SBI Factors & Commercial Services Pvt Ltd is likely to put into play the merged entity with Global Trade Finance (GTF), a leading factoring firm, within a year. The integration process will be complete by then.

“It will take about a year for the merged entity to start operations,” said DS Das, managing director and chief executive officer of SBI Factors.

SBI completed acquisition of GTF in March this year, having closed the deal in January after picking up a 92% stake in the company for about Rs 521 crore.

SBI Factors, the country’s first factoring company, had an asset base of Rs 1,900 crore by end of May this year, and aims to increase this to Rs 2,000 crore by the end of this fiscal.
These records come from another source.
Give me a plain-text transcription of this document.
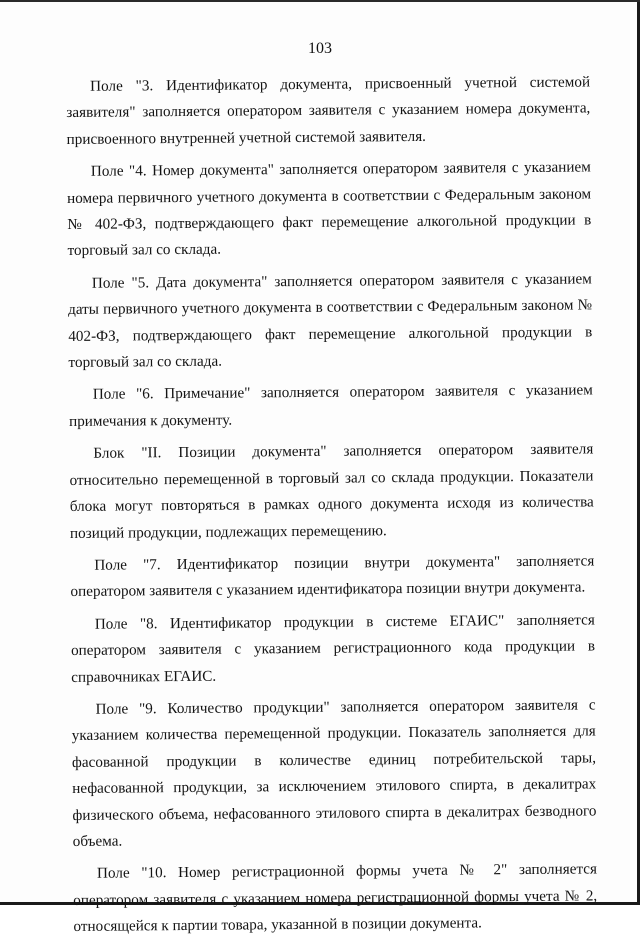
103

Поле "3. Идентификатор документа, присвоенный учетной системой заявителя" заполняется оператором заявителя с указанием номера документа, присвоенного внутренней учетной системой заявителя.

Поле "4. Номер документа" заполняется оператором заявителя с указанием номера первичного учетного документа в соответствии с Федеральным законом № 402-ФЗ, подтверждающего факт перемещение алкогольной продукции в торговый зал со склада.

Поле "5. Дата документа" заполняется оператором заявителя с указанием даты первичного учетного документа в соответствии с Федеральным законом № 402-ФЗ, подтверждающего факт перемещение алкогольной продукции в торговый зал со склада.

Поле "6. Примечание" заполняется оператором заявителя с указанием примечания к документу.

Блок "II. Позиции документа" заполняется оператором заявителя относительно перемещенной в торговый зал со склада продукции. Показатели блока могут повторяться в рамках одного документа исходя из количества позиций продукции, подлежащих перемещению.

Поле "7. Идентификатор позиции внутри документа" заполняется оператором заявителя с указанием идентификатора позиции внутри документа.

Поле "8. Идентификатор продукции в системе ЕГАИС" заполняется оператором заявителя с указанием регистрационного кода продукции в справочниках ЕГАИС.

Поле "9. Количество продукции" заполняется оператором заявителя с указанием количества перемещенной продукции. Показатель заполняется для фасованной продукции в количестве единиц потребительской тары, нефасованной продукции, за исключением этилового спирта, в декалитрах физического объема, нефасованного этилового спирта в декалитрах безводного объема.

Поле "10. Номер регистрационной формы учета № 2" заполняется оператором заявителя с указанием номера регистрационной формы учета № 2, относящейся к партии товара, указанной в позиции документа.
According to top officials, the combined asset base of GTF and SBI Factors would be around Rs 7,000 crore after the merger.

Das said the Euro 5 billion factoring market in India has enough space for growth. While a small country like Taiwan has a factoring market to the tune of Euro 44 billion or almost 15% of the country’s gross domestic product, the Indian market is merely 0.06% of the country’s GDP.

While SBI Factors has a 30% market share, post merger it would shoot up to 80%.

Das, here to open SBI Factors’ 11th branch office, said the size of the market would boom if non-recourse factoring comes into play. “Then you can target some of the large players,” he said.

While SBI Factors grew at 60% last year, growth will be flat this year, Das said. Last year, 70% of the factoring was from letter of credit and 30% was from core factoring including receivables, purchase bill and export factoring.

“This year we are looking at 80% from core factoring where our asset level will remain constant,” Das said.

“We are looking at a net profit of Rs 37 crore by end of this fiscal,” Das said.

SBI Factors has clocked a net profit of Rs 28 crore in 2007-08 against Rs 13 crore last fiscal.